Honesty has to be a cornerstone of my life or I'm in real trouble and the journal is where I'm forced into honesty… even if it takes a few days or weeks to happen. This is where that gets highlighted which forces me to either take action or risk falling into the same old ways because if I don't continually assess my behaviours in recovery then I might just lose it.
A lot of people say they have trouble journaling, that they don't know how to journal. My advice, just start putting words on a page and the rest will follow. It's not about what you write, how much you write or how long you write for — it's about the ritual. About reflecting on your day, exploring your thoughts and letting them out, giving them an escape and freeing them from your head.

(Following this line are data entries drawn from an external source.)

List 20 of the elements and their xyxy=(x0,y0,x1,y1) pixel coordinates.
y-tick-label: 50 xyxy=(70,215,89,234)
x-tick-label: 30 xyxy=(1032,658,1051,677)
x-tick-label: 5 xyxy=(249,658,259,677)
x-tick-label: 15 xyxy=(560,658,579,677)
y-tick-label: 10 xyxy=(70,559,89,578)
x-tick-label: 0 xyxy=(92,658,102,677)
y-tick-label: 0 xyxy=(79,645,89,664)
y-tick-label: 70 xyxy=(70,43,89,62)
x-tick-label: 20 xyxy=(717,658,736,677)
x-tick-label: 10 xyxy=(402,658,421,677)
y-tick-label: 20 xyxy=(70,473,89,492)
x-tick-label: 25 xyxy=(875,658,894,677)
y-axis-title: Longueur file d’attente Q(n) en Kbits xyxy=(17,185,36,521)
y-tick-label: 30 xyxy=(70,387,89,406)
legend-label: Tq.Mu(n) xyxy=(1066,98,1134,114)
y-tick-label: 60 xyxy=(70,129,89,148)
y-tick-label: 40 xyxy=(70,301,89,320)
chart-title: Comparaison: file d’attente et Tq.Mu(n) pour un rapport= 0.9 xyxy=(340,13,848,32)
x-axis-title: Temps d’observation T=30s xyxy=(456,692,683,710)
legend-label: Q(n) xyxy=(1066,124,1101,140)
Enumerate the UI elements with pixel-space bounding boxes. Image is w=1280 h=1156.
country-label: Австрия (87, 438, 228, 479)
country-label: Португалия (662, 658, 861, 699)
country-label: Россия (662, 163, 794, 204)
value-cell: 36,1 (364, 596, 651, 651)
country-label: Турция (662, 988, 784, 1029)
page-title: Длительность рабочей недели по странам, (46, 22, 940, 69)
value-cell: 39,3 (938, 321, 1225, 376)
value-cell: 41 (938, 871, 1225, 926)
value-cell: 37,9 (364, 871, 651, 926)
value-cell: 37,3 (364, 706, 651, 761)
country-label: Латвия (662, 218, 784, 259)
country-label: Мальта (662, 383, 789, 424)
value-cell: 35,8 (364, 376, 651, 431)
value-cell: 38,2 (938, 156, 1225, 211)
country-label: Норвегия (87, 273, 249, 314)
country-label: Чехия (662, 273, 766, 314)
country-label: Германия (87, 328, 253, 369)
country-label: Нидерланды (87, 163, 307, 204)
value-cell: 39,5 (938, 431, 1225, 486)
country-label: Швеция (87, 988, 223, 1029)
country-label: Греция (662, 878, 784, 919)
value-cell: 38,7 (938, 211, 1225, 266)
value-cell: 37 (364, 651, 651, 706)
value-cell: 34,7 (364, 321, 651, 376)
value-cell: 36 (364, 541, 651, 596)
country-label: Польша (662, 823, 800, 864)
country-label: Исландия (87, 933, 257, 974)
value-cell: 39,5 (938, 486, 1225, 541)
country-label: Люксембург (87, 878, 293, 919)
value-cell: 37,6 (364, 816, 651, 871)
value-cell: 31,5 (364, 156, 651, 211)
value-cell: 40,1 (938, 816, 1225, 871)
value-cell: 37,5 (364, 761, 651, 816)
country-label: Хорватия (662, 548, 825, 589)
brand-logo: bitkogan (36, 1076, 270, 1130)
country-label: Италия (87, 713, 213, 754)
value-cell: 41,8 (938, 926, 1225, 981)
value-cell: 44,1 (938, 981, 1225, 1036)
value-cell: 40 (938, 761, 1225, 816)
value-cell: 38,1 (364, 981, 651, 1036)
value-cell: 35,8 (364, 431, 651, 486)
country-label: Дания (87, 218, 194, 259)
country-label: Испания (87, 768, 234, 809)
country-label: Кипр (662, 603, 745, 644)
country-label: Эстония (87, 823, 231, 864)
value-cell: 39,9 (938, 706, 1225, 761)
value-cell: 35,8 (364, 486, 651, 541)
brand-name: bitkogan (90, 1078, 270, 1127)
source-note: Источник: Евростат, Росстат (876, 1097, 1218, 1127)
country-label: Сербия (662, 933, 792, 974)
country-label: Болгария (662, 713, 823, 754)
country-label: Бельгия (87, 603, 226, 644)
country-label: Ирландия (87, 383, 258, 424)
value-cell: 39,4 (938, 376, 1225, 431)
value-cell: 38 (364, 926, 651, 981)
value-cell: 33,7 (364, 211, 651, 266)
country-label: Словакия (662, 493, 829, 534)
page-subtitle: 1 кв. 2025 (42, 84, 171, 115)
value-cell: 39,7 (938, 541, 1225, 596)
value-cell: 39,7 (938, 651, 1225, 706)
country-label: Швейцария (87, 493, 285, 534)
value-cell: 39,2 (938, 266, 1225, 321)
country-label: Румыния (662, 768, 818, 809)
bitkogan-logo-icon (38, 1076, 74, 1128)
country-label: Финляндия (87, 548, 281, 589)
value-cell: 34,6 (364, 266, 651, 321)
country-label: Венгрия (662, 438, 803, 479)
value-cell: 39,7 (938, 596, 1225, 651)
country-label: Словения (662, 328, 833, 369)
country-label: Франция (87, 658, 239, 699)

Maybe you start with the first word that comes into your head. Maybe you put random words on the page or start writing about what happened that day and let the rest flow. In rehab we had to journal every night and hand them in each morning. It was a communication between us and our counsellors and it's still how I write my journal today, like I'm telling someone else what's happening for me. It forces me to describe things more, to think about it more and try to make more sense of things.
There's another benefit I find: it clears my head before I go to sleep, stops the ruminating thoughts, helps me make sense of the day so I can leave today where it is and get some sleep to start tomorrow fresh. Another way of using a journal is to keep a notepad beside the bed and if you wake up in the middle of the night you write your thoughts down straight away — get the thoughts out of your head so you can get back to sleep.
I also try to keep a routine. I aim to exercise every morning or else my day just isn't the same. If that's a walk, a swim, some weights or a half hour on the exercise bike. It doesn't matter what it is, I just need to get up and moving.
That's what helps me get rid of excess energy, gets my breathing in a rhythm and is like a moving meditation where my thoughts get time to find some order so I start my day focused. Getting the NA Just For Today emailed to me each day helps too. I read that before I exercise which helps me set an intention for the day.
That's the simple stuff I do and it works for me. That's what's important — finding what works for you.
*Names have been changed to protect privacy.